Et autant les salariés voient leur patrimoine s’accroître à chaque salaire versé, autant ce n’est pas le cas lorsque les actionnaires perçoivent leurs dividendes. Ils étaient déjà aussi riches avant le versement car le cours de l’action reflétait la valeur totale donnée par le marché à l’entreprise. Tous les versements de dividendes sont suivis d’un décalage du cours de l’action vers le bas. C’est logique : l’entreprise abandonne une partie de ses liquidités pour transformer une partie de la valeur créée en liquidités pour les actionnaires. Entre avant et après, toute chose étant égale par ailleurs, la valeur de l’entreprise baisse, tandis que le patrimoine de l’actionnaire reste identique.

Les auteurs de ce nouveau baromètre sont évidemment conscients de la, comment dire, simplicité un peu brute de leur approche. Ils consacrent d’ailleurs un paragraphe entier à énumérer ce dont ils n’ont pas tenu compte. L’impact de la fiscalité, par exemple. Oubli qui leur semble sans conséquence dans la mesure où l’État « verse aussi des subventions et fournit des services tant aux ménages qu’aux entreprises ».

Mais oubli néanmoins dérangeant. Car si l’on s’intéresse maintenant à une autre étude réalisée dans ce format un peu réducteur mais incluant les impôts, celle de l’Institut Molinari en 2019, on apprend que l’année précédente, les entreprises du CAC 40 ont généré 373 milliards d’euros de richesses au niveau mondial dont 71 % en salaires, 19 % au profit des États et 10 % en dividendes nets d’impôt – cette simple réparation change déjà pas mal la face des choses. Or depuis la précédente étude Molinari de 2016, ce sont les encaissements fiscaux qui ont progressé le plus.
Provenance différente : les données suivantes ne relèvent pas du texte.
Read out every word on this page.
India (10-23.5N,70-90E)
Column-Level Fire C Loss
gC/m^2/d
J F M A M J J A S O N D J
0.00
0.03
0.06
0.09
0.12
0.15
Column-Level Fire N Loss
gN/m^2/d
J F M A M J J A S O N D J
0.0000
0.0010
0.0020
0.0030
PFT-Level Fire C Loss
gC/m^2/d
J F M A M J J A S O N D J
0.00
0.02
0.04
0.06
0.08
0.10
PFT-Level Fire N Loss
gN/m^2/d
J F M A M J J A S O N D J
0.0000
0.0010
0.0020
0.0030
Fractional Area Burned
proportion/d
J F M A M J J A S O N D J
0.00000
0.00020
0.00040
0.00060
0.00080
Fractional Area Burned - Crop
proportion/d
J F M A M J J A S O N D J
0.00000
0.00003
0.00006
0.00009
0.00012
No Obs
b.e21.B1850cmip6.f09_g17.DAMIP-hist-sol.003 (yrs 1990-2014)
De son côté, l’économiste Patrick Artus faisait remarquer en 2019 que la progression générale des salaires était supérieure à celle de la productivité. Si extravagance dans les versements de dividendes il y a, force est de constater que cela ne se fait pas au prix d’une compression des salaires.
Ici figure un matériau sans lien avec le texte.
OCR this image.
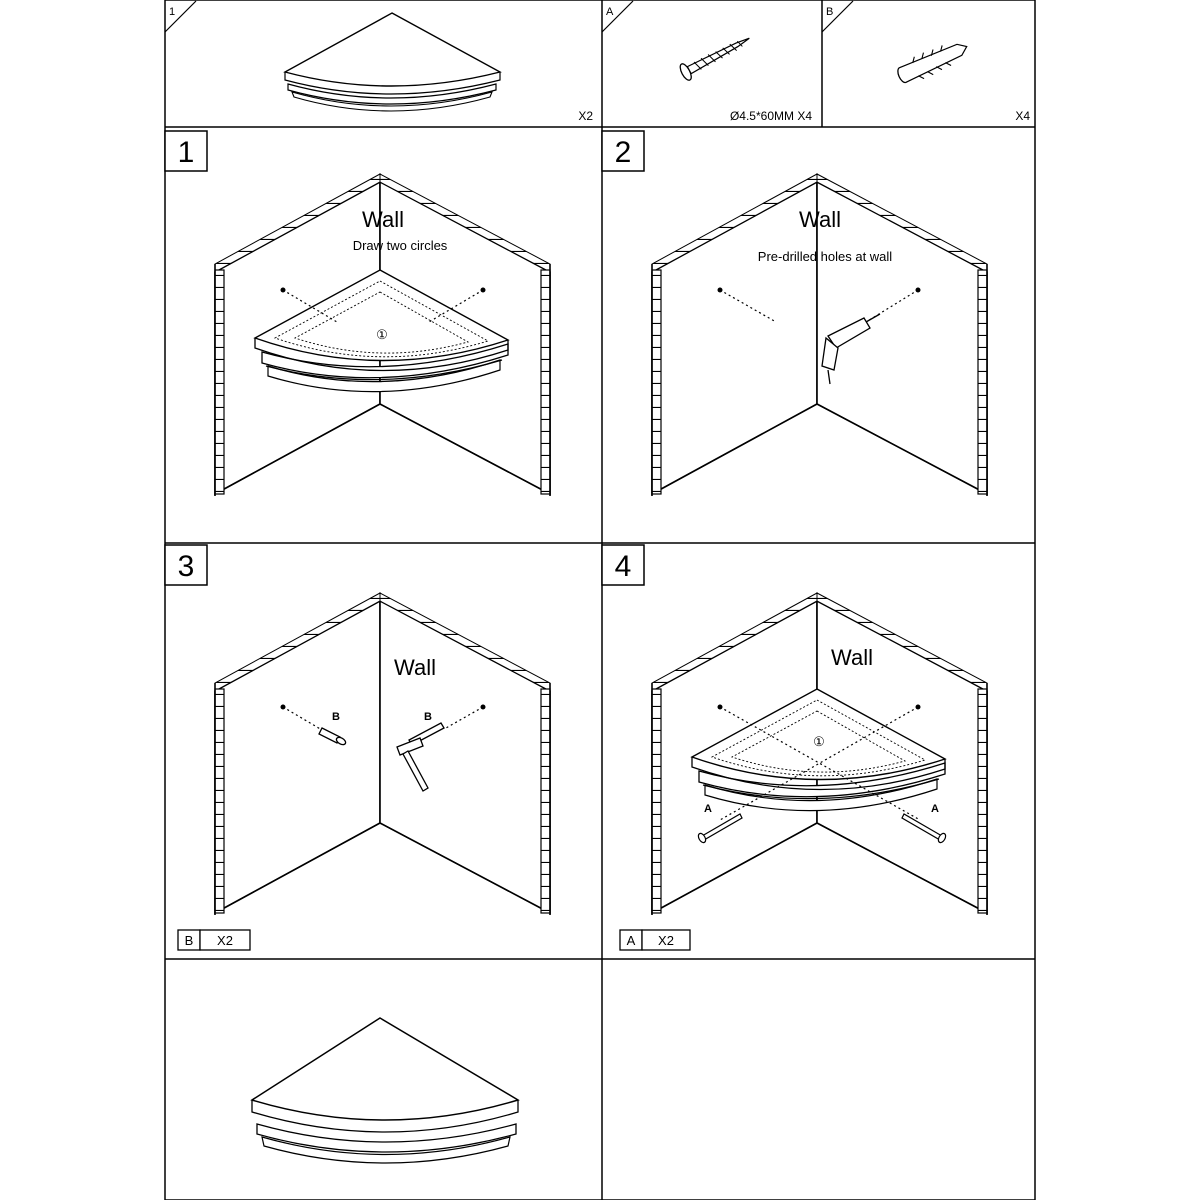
1
X2
A
Ø4.5*60MM X4
B
X4
1
①
Wall
Draw two circles
2
Wall
Pre-drilled holes at wall
3
B	B
Wall
B X2
4
①
A	A
Wall
A X2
Adoptons maintenant le point de vue des journalistes de Marianne : les actionnaires sont scandaleusement trop rémunérés ; ils captent de plus en plus de valeur tandis que les autres agents économiques voient leur part s’amenuiser d’année en année. On déduit forcément de ce discours que le statut des actionnaires est des plus enviables. Mais alors pourquoi la retraite par capitalisation est-elle si unanimement décriée ?
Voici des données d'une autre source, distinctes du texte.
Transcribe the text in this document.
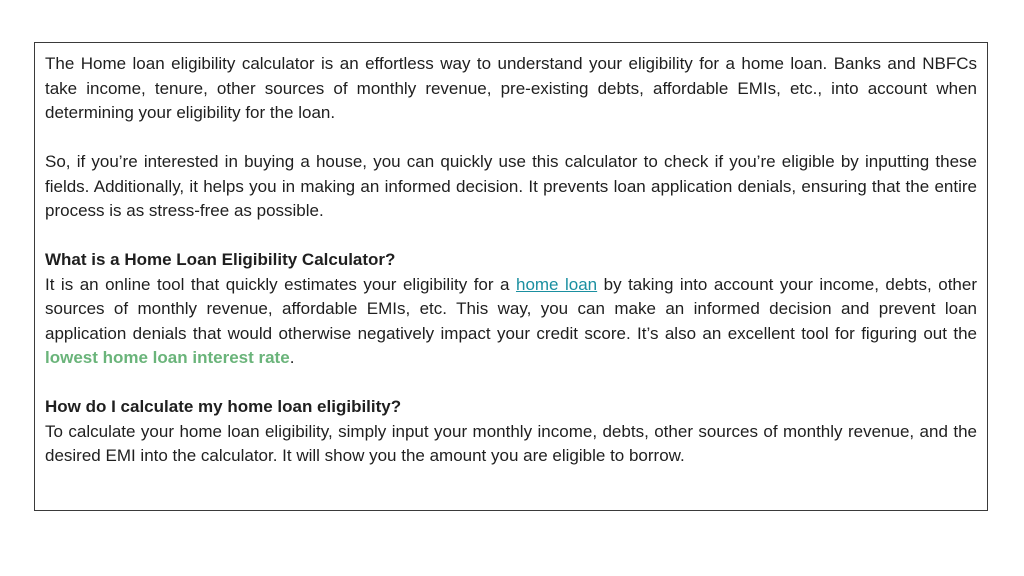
The Home loan eligibility calculator is an effortless way to understand your eligibility for a home loan. Banks and NBFCs take income, tenure, other sources of monthly revenue, pre-existing debts, affordable EMIs, etc., into account when determining your eligibility for the loan.

So, if you’re interested in buying a house, you can quickly use this calculator to check if you’re eligible by inputting these fields. Additionally, it helps you in making an informed decision. It prevents loan application denials, ensuring that the entire process is as stress-free as possible.

What is a Home Loan Eligibility Calculator?

It is an online tool that quickly estimates your eligibility for a home loan by taking into account your income, debts, other sources of monthly revenue, affordable EMIs, etc. This way, you can make an informed decision and prevent loan application denials that would otherwise negatively impact your credit score. It’s also an excellent tool for figuring out the lowest home loan interest rate.

How do I calculate my home loan eligibility?

To calculate your home loan eligibility, simply input your monthly income, debts, other sources of monthly revenue, and the desired EMI into the calculator. It will show you the amount you are eligible to borrow.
Qu’on ne me réponde pas : solidarité. Il n’y a pas de solidarité dans les déficits ; il n’y a pas de solidarité dans la mauvaise gestion, fût-elle merveilleusement collective ; il n’y a pas de solidarité dans un système de pensions laissé à la discrétion exclusive d’une entité étatique. Que nos anticapitalistes de combat commencent par résoudre leurs contradictions internes avant de nous asséner leurs très approximatives leçons de morale économique.